Di botto Stefano disse, « Mi fa male ». Lena
sbatté quelle palpebre di farfalla e lo fissò interrogativa. Stefano si mise
una mano sul cavallo dei calzoni. La Lena avvampò, diede un colpo di reni, si
tirò via. Stefano asciugò le dita sull’erba schiacciata.
« Tu mi dici che devo fare e io lo faccio »
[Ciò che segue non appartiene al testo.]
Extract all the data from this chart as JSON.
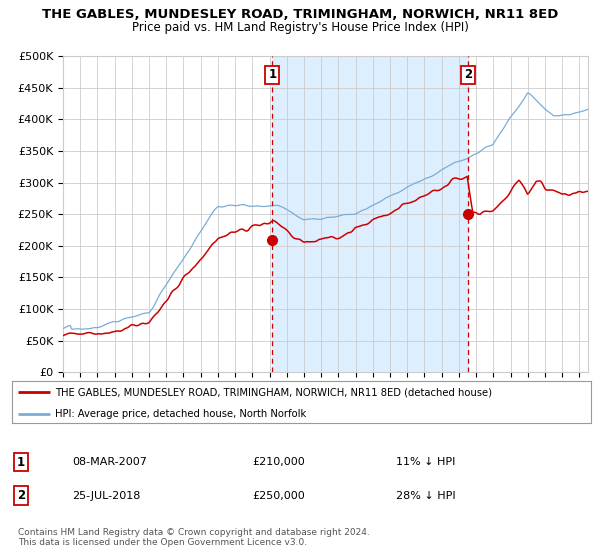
{
  "title": "THE GABLES, MUNDESLEY ROAD, TRIMINGHAM, NORWICH, NR11 8ED",
  "subtitle": "Price paid vs. HM Land Registry's House Price Index (HPI)",
  "legend_line1": "THE GABLES, MUNDESLEY ROAD, TRIMINGHAM, NORWICH, NR11 8ED (detached house)",
  "legend_line2": "HPI: Average price, detached house, North Norfolk",
  "annotation1_date": "08-MAR-2007",
  "annotation1_price": 210000,
  "annotation1_pct": "11% ↓ HPI",
  "annotation2_date": "25-JUL-2018",
  "annotation2_price": 250000,
  "annotation2_pct": "28% ↓ HPI",
  "footer": "Contains HM Land Registry data © Crown copyright and database right 2024.\nThis data is licensed under the Open Government Licence v3.0.",
  "ylim": [
    0,
    500000
  ],
  "yticks": [
    0,
    50000,
    100000,
    150000,
    200000,
    250000,
    300000,
    350000,
    400000,
    450000,
    500000
  ],
  "red_color": "#cc0000",
  "blue_color": "#7aacd6",
  "shade_color": "#ddeeff",
  "background_color": "#ffffff",
  "grid_color": "#cccccc",
  "annotation1_year": 2007.17,
  "annotation2_year": 2018.55
}
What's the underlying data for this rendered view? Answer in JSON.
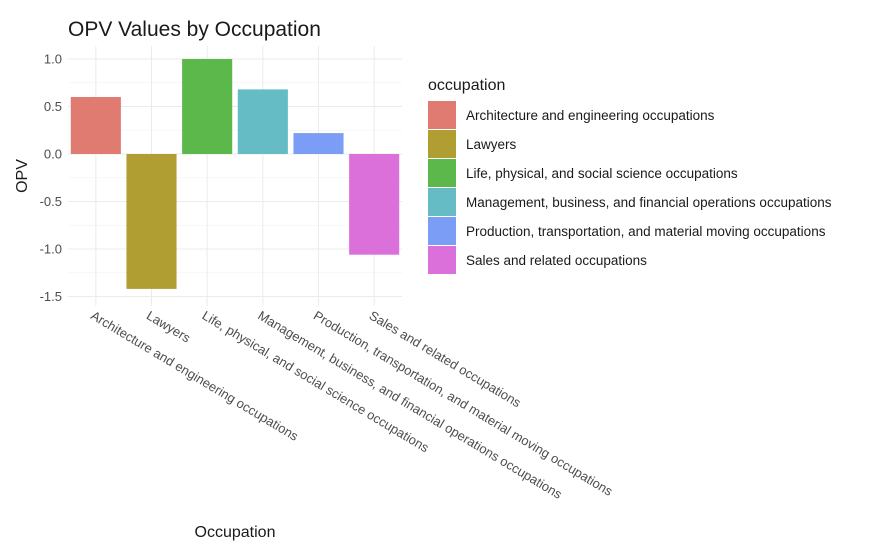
{
  "chart_data": {
    "type": "bar",
    "title": "OPV Values by Occupation",
    "xlabel": "Occupation",
    "ylabel": "OPV",
    "categories": [
      "Architecture and engineering occupations",
      "Lawyers",
      "Life, physical, and social science occupations",
      "Management, business, and financial operations occupations",
      "Production, transportation, and material moving occupations",
      "Sales and related occupations"
    ],
    "values": [
      0.6,
      -1.42,
      1.0,
      0.68,
      0.22,
      -1.06
    ],
    "colors": [
      "#E07B72",
      "#B09E32",
      "#5DB84C",
      "#66BCC4",
      "#7B9DF6",
      "#DC70DB"
    ],
    "ylim": [
      -1.5,
      1.0
    ],
    "yticks": [
      "-1.5",
      "-1.0",
      "-0.5",
      "0.0",
      "0.5",
      "1.0"
    ],
    "grid": true,
    "legend": {
      "title": "occupation",
      "position": "right",
      "entries": [
        "Architecture and engineering occupations",
        "Lawyers",
        "Life, physical, and social science occupations",
        "Management, business, and financial operations occupations",
        "Production, transportation, and material moving occupations",
        "Sales and related occupations"
      ]
    }
  }
}
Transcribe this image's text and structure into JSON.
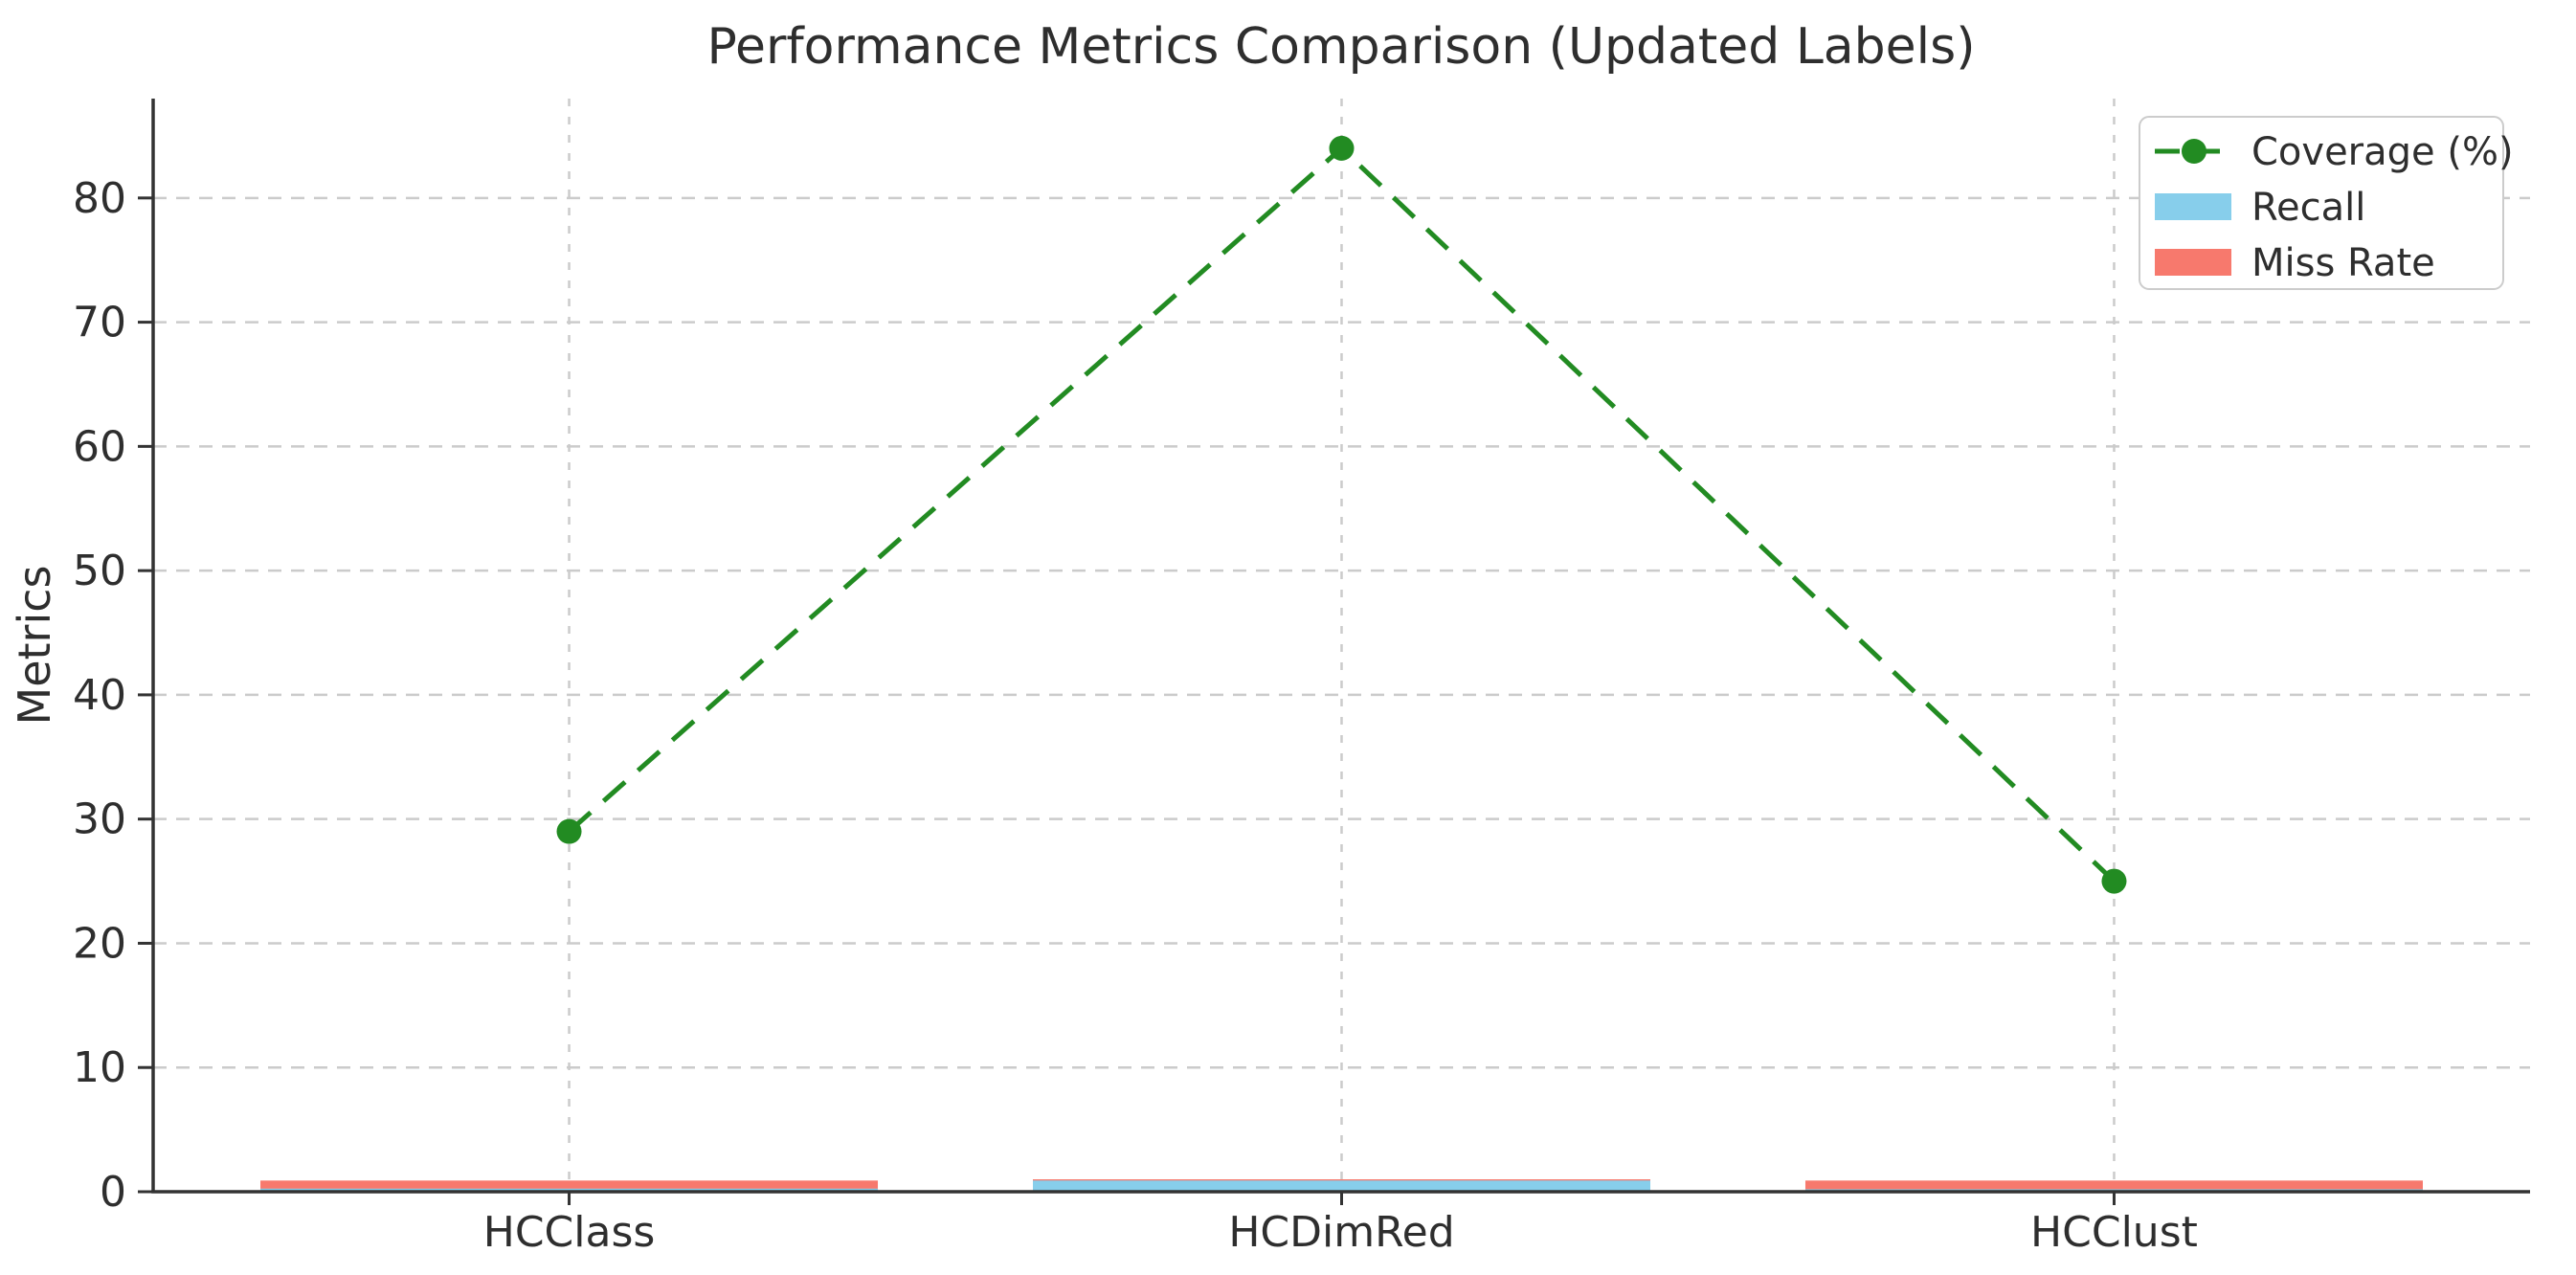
{
  "chart_data": {
    "type": "line+bar combo",
    "title": "Performance Metrics Comparison (Updated Labels)",
    "ylabel": "Metrics",
    "xlabel": "",
    "categories": [
      "HCClass",
      "HCDimRed",
      "HCClust"
    ],
    "yticks": [
      0,
      10,
      20,
      30,
      40,
      50,
      60,
      70,
      80
    ],
    "ylim": [
      0,
      88
    ],
    "grid": {
      "horizontal": true,
      "vertical": true,
      "style": "dashed"
    },
    "legend_position": "upper right",
    "series": [
      {
        "name": "Coverage (%)",
        "type": "line",
        "linestyle": "dashed",
        "marker": "circle",
        "color": "#228B22",
        "values": [
          29,
          84,
          25
        ]
      },
      {
        "name": "Recall",
        "type": "bar",
        "color": "#87CEEB",
        "values": [
          0.25,
          0.9,
          0.2
        ]
      },
      {
        "name": "Miss Rate",
        "type": "bar",
        "color": "#F7796D",
        "values": [
          0.9,
          1.0,
          0.9
        ]
      }
    ],
    "colors": {
      "axis": "#333333",
      "grid": "#cbcbcb",
      "text": "#2e2e2e",
      "background": "#ffffff",
      "legend_border": "#cccccc"
    }
  }
}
disse la Lena, senza staccare le parole. Non lo guardava. Il suo sguardo bucava
il tessuto dei calzoni di lui, pochi centimetri di stoffa che non erano mai stati
così spaventosi. Il palmo le si modellò sulla sagoma estranea. Guardò su. Stefano
chiuse gli occhi e disse, « Sì ».
Con le dita fine e pulite sganciò i bottoni
dall’asola. Quello in mezzo le diede più che un patema. Sospirò. Fu piena di
paura.
Stefano disse « Tranquilla » e le guidò la
mano.
***
Così era per
questo tutto quel sangue? Per condurla, un giorno simile, in un posto
simile, per sotterfugi e inganni così lontani dalla palla con cui aveva giocato
fino a due giorni prima? Ne ebbe una rabbia così grande che avrebbe voluto
mettersi a urlare. Ma no, non gliel’avrebbe data vinta. Non avrebbe dimostrato
a Lena di essere la bambina che lei credeva che fosse. No, tutto quel sangue
strillava che non era più una bambina, non era neanche una donna, non era che
una cosa malformata, rovinata, bloccata e sporca. Una cosa che un giorno si
sarebbe riscattata da quel sangue come Lena si riscattava dal suo. Il sangue
era la sola via per accedere a meccanismi biologici ben più complicati. E benché
nessuno le avesse mai spiegato queste cose, Antonia sentiva di penetrare a
fondo nei misteri dei grandi. Sentiva che la palla non era niente in confronto
al gioco che si spiegava ai suoi occhi. Ma di quella palla, solo di quella
palla, aveva una grande nostalgia.
***
« Che diavolo
ci fate là sopra? » gridò, spiando i rami nodosi che si dipanavano sopra la sua
testa. La cesta col lenzuolo, gonfio d’acqua, le appesantiva il fianco.
« Zitta, zitta! » strillò Nino.
« Zitta che ci trovano! » strillò Armando.
« Scendete o vado di corsa a chiamare la Lena ».
Il nome della Lena, chissà perché, aveva sempre un certo effetto sui bambini.
« Ma Tonia, Tonia… » pigolò Nino, scivolando un
ramo più in basso. Antonia lo guardò dondolarsi come una scimmietta, che aveva
visto soltanto nei libri di scuola.
« Dov’è la Lena? » chiese Armando, come per
assicurarsi che la minaccia fosse vera.
« Ancora al fiume. Ma sta tornando » disse
Antonia, alzando le spalle senza guardarli.
« Ma dobbiamo proprio scendere? Ci vogliono
arrestare » piagnucolò Nino.
« Abbiamo perso la palla » piagnucolò Armando.
Antonia ricambiò lo sguardo dei suoi occhietti
nel fogliame, grossi e neri come ciottoli tondi.
« Lo so » disse piano « Abbiamo perso la palla ».